Some lawyers on TikTok discuss past case successes, including the large verdicts they’ve won for their clients. But slight variations in wording can turn a lawyer’s celebration of success into a lawyer advertisement that might not comply with the relevant lawyer advertisement rules, which vary significantly across jurisdictions. Lawyers who do not intend for their TikToks to be advertisements should carefully craft their videos to avoid making unintended solicitations. Lawyers who intentionally use TikTok as an advertising tool should make sure their communications comply with all governing advertising rules.

6. Not knowing which jurisdiction’s ethical rules govern or what those rules are.

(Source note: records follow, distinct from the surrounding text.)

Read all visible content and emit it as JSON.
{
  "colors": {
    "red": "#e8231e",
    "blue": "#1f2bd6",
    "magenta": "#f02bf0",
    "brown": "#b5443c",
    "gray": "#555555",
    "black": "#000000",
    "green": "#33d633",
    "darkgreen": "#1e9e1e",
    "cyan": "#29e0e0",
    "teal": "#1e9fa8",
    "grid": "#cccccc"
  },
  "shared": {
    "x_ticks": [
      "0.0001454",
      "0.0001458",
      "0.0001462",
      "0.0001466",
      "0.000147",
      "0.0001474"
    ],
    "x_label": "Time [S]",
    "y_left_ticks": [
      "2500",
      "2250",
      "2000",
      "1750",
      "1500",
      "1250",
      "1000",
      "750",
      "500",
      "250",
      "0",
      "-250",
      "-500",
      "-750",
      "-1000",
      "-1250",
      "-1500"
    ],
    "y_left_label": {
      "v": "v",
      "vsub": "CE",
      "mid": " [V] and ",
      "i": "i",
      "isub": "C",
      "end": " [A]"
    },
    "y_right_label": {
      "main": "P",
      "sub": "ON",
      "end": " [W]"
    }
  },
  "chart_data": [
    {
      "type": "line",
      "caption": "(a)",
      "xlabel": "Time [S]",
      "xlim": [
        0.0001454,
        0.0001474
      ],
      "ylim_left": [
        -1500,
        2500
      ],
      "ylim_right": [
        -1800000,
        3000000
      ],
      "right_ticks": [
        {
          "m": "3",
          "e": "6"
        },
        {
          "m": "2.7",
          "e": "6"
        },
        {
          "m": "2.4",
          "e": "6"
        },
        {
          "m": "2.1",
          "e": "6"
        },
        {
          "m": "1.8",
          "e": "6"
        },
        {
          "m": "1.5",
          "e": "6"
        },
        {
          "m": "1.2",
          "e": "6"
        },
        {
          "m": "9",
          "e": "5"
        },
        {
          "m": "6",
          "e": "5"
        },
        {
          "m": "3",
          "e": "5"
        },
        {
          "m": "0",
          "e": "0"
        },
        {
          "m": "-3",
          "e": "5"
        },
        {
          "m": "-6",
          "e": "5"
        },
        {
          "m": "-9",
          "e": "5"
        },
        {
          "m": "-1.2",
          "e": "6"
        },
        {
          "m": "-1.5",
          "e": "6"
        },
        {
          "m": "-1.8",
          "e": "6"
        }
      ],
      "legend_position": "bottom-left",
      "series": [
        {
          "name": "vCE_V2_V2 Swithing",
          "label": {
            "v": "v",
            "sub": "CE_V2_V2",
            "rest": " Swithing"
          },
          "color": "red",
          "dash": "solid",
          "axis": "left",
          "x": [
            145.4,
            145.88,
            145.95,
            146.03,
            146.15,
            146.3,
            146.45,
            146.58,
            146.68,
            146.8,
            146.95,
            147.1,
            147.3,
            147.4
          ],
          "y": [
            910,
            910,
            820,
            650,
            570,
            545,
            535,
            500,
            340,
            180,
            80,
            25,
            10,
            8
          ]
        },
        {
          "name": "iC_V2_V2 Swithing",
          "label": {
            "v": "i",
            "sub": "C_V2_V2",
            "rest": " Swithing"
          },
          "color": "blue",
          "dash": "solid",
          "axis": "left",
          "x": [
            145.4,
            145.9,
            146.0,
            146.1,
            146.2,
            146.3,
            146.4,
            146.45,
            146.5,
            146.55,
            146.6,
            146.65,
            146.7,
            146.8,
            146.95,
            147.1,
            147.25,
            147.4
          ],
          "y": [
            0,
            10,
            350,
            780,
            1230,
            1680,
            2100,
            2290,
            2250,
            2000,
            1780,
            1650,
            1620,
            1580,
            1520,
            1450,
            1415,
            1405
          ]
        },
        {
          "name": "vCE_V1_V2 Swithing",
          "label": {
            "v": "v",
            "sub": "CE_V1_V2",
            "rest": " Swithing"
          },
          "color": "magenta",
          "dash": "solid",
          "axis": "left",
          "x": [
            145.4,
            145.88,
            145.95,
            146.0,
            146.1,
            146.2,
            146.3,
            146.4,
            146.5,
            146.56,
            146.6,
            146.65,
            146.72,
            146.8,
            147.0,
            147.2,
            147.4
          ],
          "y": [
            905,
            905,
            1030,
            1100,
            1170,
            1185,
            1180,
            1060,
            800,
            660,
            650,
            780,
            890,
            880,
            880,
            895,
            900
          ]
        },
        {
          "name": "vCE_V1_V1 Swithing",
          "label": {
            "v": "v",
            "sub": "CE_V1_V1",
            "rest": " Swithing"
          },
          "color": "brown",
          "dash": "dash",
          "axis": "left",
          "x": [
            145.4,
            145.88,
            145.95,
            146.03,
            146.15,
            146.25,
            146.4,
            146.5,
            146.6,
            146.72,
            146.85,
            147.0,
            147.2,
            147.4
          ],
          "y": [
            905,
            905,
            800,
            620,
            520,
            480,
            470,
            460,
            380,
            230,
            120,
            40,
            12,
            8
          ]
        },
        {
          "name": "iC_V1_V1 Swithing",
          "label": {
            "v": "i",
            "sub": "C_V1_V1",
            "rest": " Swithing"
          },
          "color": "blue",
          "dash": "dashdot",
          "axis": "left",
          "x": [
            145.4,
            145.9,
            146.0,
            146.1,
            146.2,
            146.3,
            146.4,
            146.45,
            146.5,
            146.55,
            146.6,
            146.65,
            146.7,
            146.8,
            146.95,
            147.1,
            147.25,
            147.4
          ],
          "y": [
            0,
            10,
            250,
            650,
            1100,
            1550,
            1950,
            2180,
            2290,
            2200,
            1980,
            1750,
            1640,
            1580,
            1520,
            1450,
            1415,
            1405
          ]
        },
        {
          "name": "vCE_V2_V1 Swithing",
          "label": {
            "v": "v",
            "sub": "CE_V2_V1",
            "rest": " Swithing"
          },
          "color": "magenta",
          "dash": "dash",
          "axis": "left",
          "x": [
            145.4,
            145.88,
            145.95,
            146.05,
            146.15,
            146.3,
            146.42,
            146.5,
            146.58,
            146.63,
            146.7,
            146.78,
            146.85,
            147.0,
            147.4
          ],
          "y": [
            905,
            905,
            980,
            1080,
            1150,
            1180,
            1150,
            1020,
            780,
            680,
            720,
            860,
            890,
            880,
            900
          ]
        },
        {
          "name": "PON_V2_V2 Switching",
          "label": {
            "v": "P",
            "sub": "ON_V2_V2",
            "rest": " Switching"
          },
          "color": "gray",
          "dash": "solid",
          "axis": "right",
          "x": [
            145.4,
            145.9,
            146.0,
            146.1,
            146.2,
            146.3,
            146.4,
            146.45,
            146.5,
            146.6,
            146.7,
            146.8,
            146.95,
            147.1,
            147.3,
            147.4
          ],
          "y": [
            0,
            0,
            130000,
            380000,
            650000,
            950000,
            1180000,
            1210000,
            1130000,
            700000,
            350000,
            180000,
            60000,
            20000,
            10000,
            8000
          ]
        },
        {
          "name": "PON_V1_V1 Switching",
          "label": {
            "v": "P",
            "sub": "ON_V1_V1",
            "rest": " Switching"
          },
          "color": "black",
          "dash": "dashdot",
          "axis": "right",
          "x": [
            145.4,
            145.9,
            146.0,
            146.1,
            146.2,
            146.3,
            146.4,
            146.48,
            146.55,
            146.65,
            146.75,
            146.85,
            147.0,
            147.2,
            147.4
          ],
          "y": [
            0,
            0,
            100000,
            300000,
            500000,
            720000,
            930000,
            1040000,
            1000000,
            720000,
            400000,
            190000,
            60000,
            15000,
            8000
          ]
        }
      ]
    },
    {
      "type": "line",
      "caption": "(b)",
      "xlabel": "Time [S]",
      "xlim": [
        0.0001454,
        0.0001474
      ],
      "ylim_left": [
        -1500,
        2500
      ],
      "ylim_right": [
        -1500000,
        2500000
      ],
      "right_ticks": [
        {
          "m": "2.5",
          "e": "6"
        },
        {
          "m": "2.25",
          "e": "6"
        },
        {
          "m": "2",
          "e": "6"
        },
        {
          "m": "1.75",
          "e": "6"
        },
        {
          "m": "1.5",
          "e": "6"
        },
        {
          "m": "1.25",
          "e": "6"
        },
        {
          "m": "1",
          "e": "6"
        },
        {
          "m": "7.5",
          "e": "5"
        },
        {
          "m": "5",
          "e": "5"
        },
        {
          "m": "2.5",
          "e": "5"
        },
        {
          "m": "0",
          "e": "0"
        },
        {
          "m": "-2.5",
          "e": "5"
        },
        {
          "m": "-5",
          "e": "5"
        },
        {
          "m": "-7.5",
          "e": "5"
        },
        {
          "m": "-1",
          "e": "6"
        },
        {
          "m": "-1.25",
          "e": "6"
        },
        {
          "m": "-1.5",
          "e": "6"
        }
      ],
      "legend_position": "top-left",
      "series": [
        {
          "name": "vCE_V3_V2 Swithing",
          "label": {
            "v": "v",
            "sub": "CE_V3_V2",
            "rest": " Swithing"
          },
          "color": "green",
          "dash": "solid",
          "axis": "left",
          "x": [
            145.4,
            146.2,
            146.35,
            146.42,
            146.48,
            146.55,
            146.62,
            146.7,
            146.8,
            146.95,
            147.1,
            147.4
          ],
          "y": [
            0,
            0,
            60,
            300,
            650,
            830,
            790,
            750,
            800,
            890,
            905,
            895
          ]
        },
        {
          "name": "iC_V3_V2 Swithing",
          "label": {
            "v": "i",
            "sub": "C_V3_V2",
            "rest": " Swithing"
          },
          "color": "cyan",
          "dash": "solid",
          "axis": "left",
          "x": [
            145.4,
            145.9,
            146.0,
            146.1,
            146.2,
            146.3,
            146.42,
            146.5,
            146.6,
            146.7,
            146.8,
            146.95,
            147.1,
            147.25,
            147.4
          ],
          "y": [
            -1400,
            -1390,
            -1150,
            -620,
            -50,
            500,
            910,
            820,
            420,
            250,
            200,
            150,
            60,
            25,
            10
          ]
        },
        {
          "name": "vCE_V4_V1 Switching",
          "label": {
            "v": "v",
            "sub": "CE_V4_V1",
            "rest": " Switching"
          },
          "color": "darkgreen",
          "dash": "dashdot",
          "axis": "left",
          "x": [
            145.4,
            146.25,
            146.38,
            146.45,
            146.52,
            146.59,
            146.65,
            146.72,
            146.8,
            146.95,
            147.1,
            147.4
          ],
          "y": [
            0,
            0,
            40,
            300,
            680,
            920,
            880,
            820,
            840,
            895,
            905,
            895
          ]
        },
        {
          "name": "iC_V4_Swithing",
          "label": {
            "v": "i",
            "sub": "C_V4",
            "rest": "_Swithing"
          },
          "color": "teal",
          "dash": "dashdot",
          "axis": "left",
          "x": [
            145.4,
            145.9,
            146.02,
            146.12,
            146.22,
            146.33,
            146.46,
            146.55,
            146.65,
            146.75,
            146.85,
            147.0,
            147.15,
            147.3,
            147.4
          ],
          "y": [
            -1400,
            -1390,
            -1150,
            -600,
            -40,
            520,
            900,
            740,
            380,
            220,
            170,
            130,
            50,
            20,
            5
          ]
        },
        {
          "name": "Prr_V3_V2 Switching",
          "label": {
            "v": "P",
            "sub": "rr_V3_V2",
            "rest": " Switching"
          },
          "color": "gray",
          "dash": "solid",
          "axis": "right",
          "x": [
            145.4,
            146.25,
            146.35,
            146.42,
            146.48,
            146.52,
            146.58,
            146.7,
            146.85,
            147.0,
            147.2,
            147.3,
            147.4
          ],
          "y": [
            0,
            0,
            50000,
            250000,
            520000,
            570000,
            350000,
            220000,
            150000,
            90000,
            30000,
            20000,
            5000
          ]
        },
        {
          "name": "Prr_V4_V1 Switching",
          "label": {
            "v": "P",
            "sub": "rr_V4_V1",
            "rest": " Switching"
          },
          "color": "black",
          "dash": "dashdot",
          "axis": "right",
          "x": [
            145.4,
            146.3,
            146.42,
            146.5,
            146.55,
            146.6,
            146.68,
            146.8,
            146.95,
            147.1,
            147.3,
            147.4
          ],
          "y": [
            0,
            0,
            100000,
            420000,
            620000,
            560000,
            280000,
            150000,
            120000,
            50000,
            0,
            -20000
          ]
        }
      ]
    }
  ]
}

Rules of professional conduct, including their interpretations, vary from state to state. If a lawyer reaches audiences beyond state lines (which is likely on such a popular platform), then that lawyer might be subject to those jurisdictions’ rules too—even if the lawyer is not an admitted member of those bars. Knowing which jurisdictions’ rules apply and what those rules are will go a long way towards avoiding the most common pitfalls on Lawyer TikTok.

Perhaps the best way to kill the creative spirit of TikTok is to analyze whether its use complies with principles of legal ethics. But there is no social media exception to the rules of professional conduct. Lawyers implicate these rules every time they comment publicly on legal topics or solicit clients. So feel free to attempt the latest TikTok choreography trend, but tread very carefully on Lawyer TikTok.

DISCLAIMER: Because of the generality of this update, the information provided herein may not be applicable in all situations and should not be acted upon without specific legal advice based on particular situations.